A second misconception is that richer state is always safely reusable. PyTerrier’s ScorerCache applies only when documents can be scored independently for a query and “does not generally apply to adaptive rerankers, pairwise rerankers, [or] listwise rerankers”; DuoT5 is explicitly “not amenable to caching in these pipelines” (MacAvaney et al., 14 Apr 2025). TVCACHE depends on exact sandbox-state equivalence and on correct will_mutate_state() annotations (Kumar et al., 11 Feb 2026). SQLcached, conversely, shows that richer state semantics can improve whole-system behavior through predicate retrieval and fine-grained expiry, yet it is “suboptimal” as a simple key-value store and does not beat memcached on plain exact-key lookup (0910.0187).
Approximate and learned caches introduce their own tradeoffs. QVCache explicitly does not provide hard worst-case recall guarantees; its hit rule depends on region-specific threshold learning and a user-controlled deviation factor 6 (Göçer et al., 2 Feb 2026). Continuous semantic caching assumes an embedding metric, Lipschitz smoothness, and kernel generalization under partial feedback (Atalar et al., 21 Apr 2026). GoVector’s benefits depend on the second search phase dominating latency, on similarity-aware disk reordering, and on a heuristic phase-transition detector (Zhou et al., 21 Aug 2025). Turbo is restricted to linear query workloads, its learned histogram state scales with the domain, and it “does not” handle updates to past data well (Kostopoulou et al., 2023).
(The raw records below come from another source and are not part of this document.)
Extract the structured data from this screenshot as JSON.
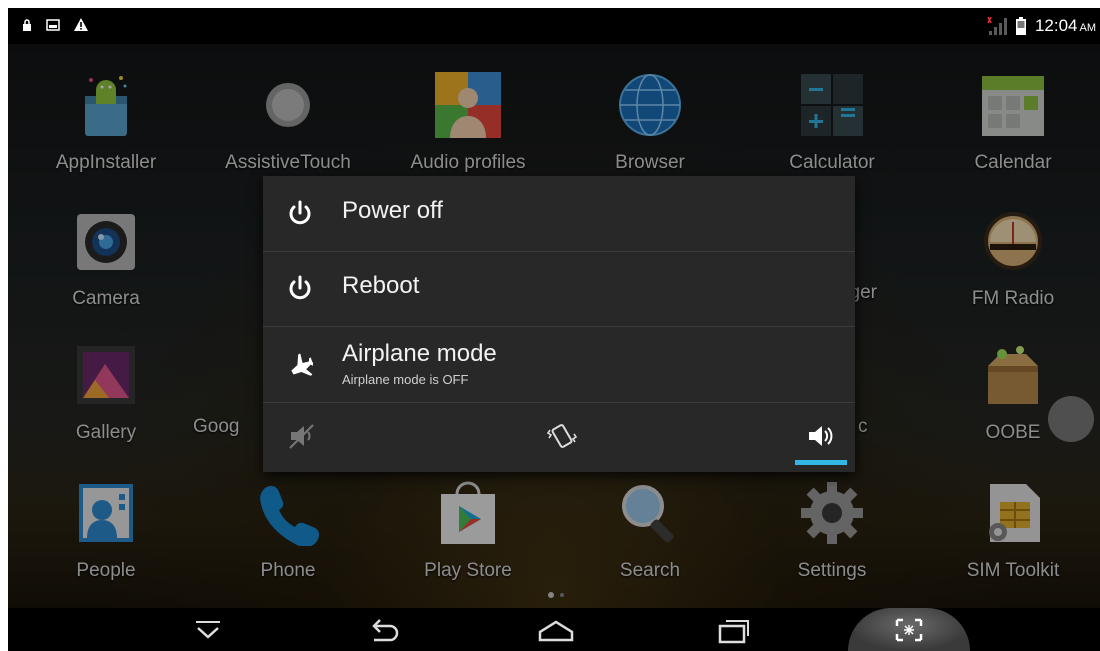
{
  "status_bar": {
    "left_icons": [
      "lock-icon",
      "image-icon",
      "warning-icon"
    ],
    "right_icons": [
      "signal-icon",
      "battery-icon"
    ],
    "time": "12:04",
    "ampm": "AM"
  },
  "apps": [
    {
      "label": "AppInstaller",
      "icon": "android-icon"
    },
    {
      "label": "AssistiveTouch",
      "icon": "assistive-touch-icon"
    },
    {
      "label": "Audio profiles",
      "icon": "audio-profiles-icon"
    },
    {
      "label": "Browser",
      "icon": "globe-icon"
    },
    {
      "label": "Calculator",
      "icon": "calculator-icon"
    },
    {
      "label": "Calendar",
      "icon": "calendar-icon"
    },
    {
      "label": "Camera",
      "icon": "camera-icon"
    },
    {
      "label": "ager",
      "icon": "file-manager-icon"
    },
    {
      "label": "FM Radio",
      "icon": "radio-icon"
    },
    {
      "label": "Gallery",
      "icon": "gallery-icon"
    },
    {
      "label": "Goog",
      "icon": "google-icon"
    },
    {
      "label": "c",
      "icon": "music-icon"
    },
    {
      "label": "OOBE",
      "icon": "box-icon"
    },
    {
      "label": "People",
      "icon": "people-icon"
    },
    {
      "label": "Phone",
      "icon": "phone-icon"
    },
    {
      "label": "Play Store",
      "icon": "play-store-icon"
    },
    {
      "label": "Search",
      "icon": "search-icon"
    },
    {
      "label": "Settings",
      "icon": "settings-icon"
    },
    {
      "label": "SIM Toolkit",
      "icon": "sim-icon"
    }
  ],
  "dialog": {
    "power_off": "Power off",
    "reboot": "Reboot",
    "airplane_mode": "Airplane mode",
    "airplane_status": "Airplane mode is OFF",
    "sound_modes": [
      "silent-mode-icon",
      "vibrate-mode-icon",
      "sound-on-icon"
    ],
    "selected_sound_mode": "sound-on-icon",
    "accent_color": "#33b5e5"
  },
  "nav_bar": {
    "buttons": [
      "hide-keyboard-icon",
      "back-icon",
      "home-icon",
      "recent-apps-icon",
      "screenshot-icon"
    ]
  }
}
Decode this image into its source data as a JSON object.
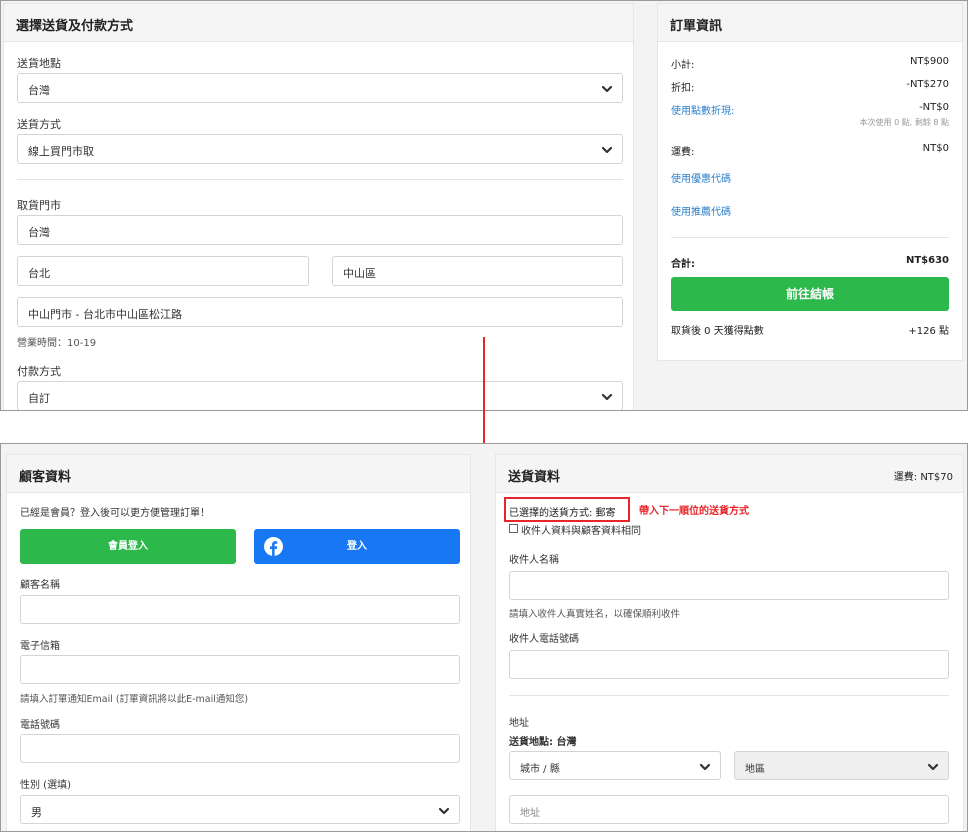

A plausible implication is that automation becomes more reliable when systems expose explicit metadata about identity, dependencies, and scope. The surveyed designs repeatedly require some notion of key richness, dependency structure, phase information, semantic region, or logical intent before cached state can be reused safely. Query-state caching, in that sense, is not a single mechanism but a family of execution strategies for preserving and exploiting those structures.